The law also creates a rebuttable presumption in favour of third parties dealing with a company. Any person dealing with the company is entitled to assume that individuals described by the company as directors have been properly appointed. This promotes commercial certainty and protects investors, lenders, suppliers, regulators, and other stakeholders.

However, this protection for third parties does not excuse non-compliance by the company itself.

The Compliance Risk

Where a person who has not been duly appointed acts or holds himself out as a director, such conduct constitutes an offence under the law.

The consequences may include:

– Criminal liability;

– Financial penalties;

– Imprisonment upon conviction;

– Court orders restraining the individual from acting as a director; and

– Reputational damage to both the individual and the company.
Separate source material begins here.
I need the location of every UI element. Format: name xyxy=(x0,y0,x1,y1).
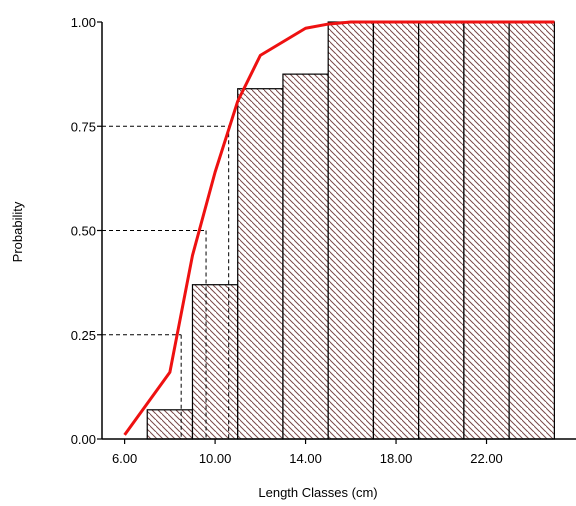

The company itself may also face sanctions where it knowingly holds out an improperly appointed person as a director. In such circumstances, regulatory penalties may be imposed, and shareholders may seek court orders restraining both the company and the individual from continuing such conduct until the appointment is regularised.

Why This Matters to Businesses

Defects in director appointments can create significant legal and commercial risks, including:

– Challenges to corporate decisions;

– Questions regarding the validity of board resolutions;

– Increased regulatory scrutiny;

– Due diligence concerns during investments, acquisitions, and financing transactions;

– Shareholder disputes; and

– Potential exposure to litigation.

For growing businesses, governance failures that appear minor today can become major obstacles during fundraising, mergers and acquisitions, regulatory reviews, or investor due diligence exercises.

Practical Steps Companies Should Take

Companies should periodically review their governance framework to ensure that:

1. All directors have been properly appointed in accordance with CAMA and the company’s constitutional documents.

2. Board and shareholder resolutions relating to appointments are properly documented and retained.

3. Statutory filings concerning directors are accurate and up to date.

4. Individuals representing themselves as directors possess the necessary legal authority.

5. Corporate records are maintained in a manner capable of withstanding regulatory review and transaction due diligence.

Key Takeaway

A person may perform the functions of a director, attend board meetings, negotiate transactions, and represent the company publicly. However, if that person has not been duly appointed, both the individual and the company may face significant legal and regulatory consequences.

Sound corporate governance requires more than identifying who manages the company. It requires ensuring that every person acting as a director is legally entitled to do so.

Businesses, investors, and corporate stakeholders should therefore treat director verification as an essential component of corporate compliance, governance audits, and transaction due diligence.

Effective corporate governance begins with ensuring that those who lead the company have the legal authority to do so.